The Crystal: Shiny new City Hall can turbocharge our East End

A pedestrian walks past The Crystal building on Royal Victoria Dock

(Picture: AFP via Getty Images)

Set against a backdrop of derelict Thames riverfronts, classic Eighties gangster flick The Long Good Friday saw Bob Hoskins play crook-trying-to-go-straight Harold Shand and his grand plan to regenerate London’s docks.

Fast forward 40 years, and a lot of what Shand envisaged has come to fruition. A Thames from Tower Bridge to Canary Wharf lined with flats and apartments. The Isle of Dogs like a mini-Manhattan and further afield, the Olympics transformed a moonscape north of Stratford.

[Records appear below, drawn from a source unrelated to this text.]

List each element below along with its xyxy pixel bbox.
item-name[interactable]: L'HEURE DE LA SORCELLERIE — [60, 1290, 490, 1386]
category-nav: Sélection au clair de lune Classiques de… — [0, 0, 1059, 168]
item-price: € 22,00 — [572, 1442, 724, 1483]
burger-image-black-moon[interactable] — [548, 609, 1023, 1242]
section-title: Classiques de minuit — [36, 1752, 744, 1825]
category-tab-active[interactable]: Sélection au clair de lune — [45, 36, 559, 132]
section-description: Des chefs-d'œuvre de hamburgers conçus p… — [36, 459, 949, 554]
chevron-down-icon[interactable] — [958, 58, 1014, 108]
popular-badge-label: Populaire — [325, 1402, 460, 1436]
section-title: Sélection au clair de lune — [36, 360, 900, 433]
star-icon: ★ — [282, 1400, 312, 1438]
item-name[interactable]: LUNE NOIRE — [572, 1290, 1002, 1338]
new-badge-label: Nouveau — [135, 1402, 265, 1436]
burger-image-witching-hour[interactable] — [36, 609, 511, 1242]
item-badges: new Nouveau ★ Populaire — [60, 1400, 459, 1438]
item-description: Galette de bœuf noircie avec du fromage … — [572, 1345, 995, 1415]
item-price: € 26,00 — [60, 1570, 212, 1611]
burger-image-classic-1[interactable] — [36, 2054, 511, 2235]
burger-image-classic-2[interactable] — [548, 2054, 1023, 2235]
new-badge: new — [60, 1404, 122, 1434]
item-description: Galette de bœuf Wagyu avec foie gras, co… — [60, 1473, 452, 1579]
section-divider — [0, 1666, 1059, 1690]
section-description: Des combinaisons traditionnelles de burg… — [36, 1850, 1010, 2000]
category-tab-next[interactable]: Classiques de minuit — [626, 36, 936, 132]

Central to this are the Royal Docks, a vast space enjoying a building frenzy of new homes, offices and leisure facilities. It’s also where a shiny new City Hall sits. Called The Crystal, the building looks like a great glass battleship on the waterfront. Some are unhappy at the move. Others see its potential to turbocharge regeneration here — as the old City Hall did for the area between London Bridge and Tower Bridge. Few would argue it isn’t an improvement on the decay of the early Eighties, but some are critical of the missed opportunity to tackle the deep-seated poverty that has characterised the East End for over a century.

Here, people generally earn less, have poorer housing, and live shorter. These are precisely the areas that ought to be top of the Government’s levelling-up agenda but are too easily forgotten about. But there is an opportunity to learn from the past and do better.

A vast swathe of further regeneration is taking place along the Thames, including schemes at Charlton Riverside and Thamesmead. Today City Hall hosts its first external event, Centre for London’s conference, East x Southeast, which will reflect on the regeneration that’s taken place and look to what more needs to be done to tackle this huge levelling-up challenge on our doorstep.

For poor Harold Shand, it doesn’t quite turn out for him as he expected. Yet he was prophetic about the huge regenerative potential of prime riverfront land in the heart of a global city. Forty years on, this task is still to be completed.